The conversations between Campbell and Moyers follow a loose thematic structure — the hero's journey, the first storytellers, sacrifice and bliss, love and marriage, masks of eternity — but their unifying feature is Moyers's pragmatic insistence on asking what mythology is for. Moyers, trained in the American journalism tradition, kept pushing Campbell to translate the scholarly material into guidance for how a twentieth-century American might live. Campbell's responses, given with the energy of a man who had been waiting decades for someone in the public sphere to ask the right question, centered on the return.
"The whole idea," Campbell told Moyers in one of the series' most quoted passages, "is that you've got to bring out again that which you went to recover, the unrealized, unutilized potential in yourself. The whole point of this journey is the reintroduction of this potential into the world." The emphasis on the return — not the acquisition, not the transformation, but the bringing back — is the throughline of the series. It is also, paradoxically, the element most frequently lost in the cultural diffusion that followed.
The series' most famous moment came in the discussion of vocation, where Campbell offered the counsel that would become follow your bliss — a phrase that immediately escaped its context. Within a decade, the counsel had been reduced to permission for self-indulgence, inverting Campbell's intended meaning. Campbell himself, dying as the filming concluded, never saw the mass misreading, but his private correspondence from 1986 shows he was already concerned about the phrase's portability.
The series also contained Campbell's celebrated aside about his personal computer — "I just bought one a couple of months ago, and I can't help thinking of it as having a personality there, because it talks back, and it behaves in a whimsical way... I could mythologize that damn thing." This throwaway observation, made more than three decades before ChatGPT, captures something essential about how the mythological reflex activates in encounters with sufficiently responsive technology.
The project originated with Bill Moyers, who had interviewed Campbell briefly in 1981 and became convinced the material deserved extended treatment. George Lucas, whose Star Wars had been explicitly modeled on Campbell's monomyth, offered Skywalker Ranch as the filming location. The editing was completed after Campbell's October 1987 death, and the series aired in summer 1988. The companion book, edited from the transcripts by Betty Sue Flowers, became a trade paperback bestseller.
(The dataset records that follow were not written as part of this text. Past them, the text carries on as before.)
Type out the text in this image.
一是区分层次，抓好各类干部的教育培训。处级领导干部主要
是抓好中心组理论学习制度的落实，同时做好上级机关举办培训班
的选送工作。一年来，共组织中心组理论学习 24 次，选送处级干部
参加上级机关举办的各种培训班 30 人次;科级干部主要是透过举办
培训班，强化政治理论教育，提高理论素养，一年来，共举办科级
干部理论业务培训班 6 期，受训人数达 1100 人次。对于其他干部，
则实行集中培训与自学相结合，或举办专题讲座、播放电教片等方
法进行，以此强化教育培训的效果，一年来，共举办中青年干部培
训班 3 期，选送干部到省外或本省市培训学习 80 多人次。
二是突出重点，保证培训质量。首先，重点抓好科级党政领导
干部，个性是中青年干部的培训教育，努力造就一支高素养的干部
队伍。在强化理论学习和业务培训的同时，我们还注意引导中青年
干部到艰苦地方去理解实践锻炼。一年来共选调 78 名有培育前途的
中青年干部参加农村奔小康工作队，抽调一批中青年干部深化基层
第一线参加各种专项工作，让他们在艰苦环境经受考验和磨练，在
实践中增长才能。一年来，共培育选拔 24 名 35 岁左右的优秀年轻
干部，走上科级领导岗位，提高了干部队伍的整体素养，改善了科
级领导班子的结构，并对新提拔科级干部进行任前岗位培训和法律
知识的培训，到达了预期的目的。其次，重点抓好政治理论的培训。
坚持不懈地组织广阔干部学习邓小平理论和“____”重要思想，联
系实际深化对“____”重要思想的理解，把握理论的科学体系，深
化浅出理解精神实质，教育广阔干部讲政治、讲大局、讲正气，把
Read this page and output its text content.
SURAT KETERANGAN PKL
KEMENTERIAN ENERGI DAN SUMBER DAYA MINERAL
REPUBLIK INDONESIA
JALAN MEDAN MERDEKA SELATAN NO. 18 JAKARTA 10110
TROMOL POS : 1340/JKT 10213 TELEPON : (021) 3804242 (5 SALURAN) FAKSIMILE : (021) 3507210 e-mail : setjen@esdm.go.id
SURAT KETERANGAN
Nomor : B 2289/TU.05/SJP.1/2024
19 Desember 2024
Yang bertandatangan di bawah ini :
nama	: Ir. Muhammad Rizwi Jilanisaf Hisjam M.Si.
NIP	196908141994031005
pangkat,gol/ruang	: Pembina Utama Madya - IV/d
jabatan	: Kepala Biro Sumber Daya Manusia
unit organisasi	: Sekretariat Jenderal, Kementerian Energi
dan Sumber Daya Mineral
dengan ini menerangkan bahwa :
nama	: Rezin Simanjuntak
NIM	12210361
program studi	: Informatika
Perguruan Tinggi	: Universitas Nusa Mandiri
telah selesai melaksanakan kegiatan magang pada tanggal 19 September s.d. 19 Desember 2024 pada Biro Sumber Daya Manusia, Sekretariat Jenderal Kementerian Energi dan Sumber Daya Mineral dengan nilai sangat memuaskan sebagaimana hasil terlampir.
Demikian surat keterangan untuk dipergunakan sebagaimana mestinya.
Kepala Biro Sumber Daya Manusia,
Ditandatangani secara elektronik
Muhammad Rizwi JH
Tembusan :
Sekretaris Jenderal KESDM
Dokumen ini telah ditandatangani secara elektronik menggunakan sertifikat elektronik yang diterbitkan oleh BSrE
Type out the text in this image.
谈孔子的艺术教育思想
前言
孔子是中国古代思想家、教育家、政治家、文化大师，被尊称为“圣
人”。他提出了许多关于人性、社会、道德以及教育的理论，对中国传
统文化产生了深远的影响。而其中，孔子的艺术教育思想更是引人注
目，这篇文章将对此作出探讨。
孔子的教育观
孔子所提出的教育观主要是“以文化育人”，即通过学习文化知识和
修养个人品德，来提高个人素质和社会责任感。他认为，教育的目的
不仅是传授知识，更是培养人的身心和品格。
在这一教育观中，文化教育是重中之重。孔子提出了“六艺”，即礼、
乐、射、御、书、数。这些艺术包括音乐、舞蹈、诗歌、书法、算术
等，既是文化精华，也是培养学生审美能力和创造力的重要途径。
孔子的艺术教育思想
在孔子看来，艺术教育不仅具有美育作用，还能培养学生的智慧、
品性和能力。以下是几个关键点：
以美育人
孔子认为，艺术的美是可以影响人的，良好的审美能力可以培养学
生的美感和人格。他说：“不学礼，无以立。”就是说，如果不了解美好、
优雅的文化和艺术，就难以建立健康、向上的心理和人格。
Return as throughline. Moyers's pragmatic questioning drew from Campbell the emphasis on the third act that academic readings had sometimes missed.
The computer passage. Campbell's 1986 observation about his Mac prefigured by decades the mythological reflex that large language models now activate at scale.
The follow your bliss problem. The series produced both Campbell's cultural influence and the mass misreading of his most quotable counsel.
Translation across idioms. Moyers's questions modeled the work of the returned hero — making the otherworld's insight legible to the ordinary world.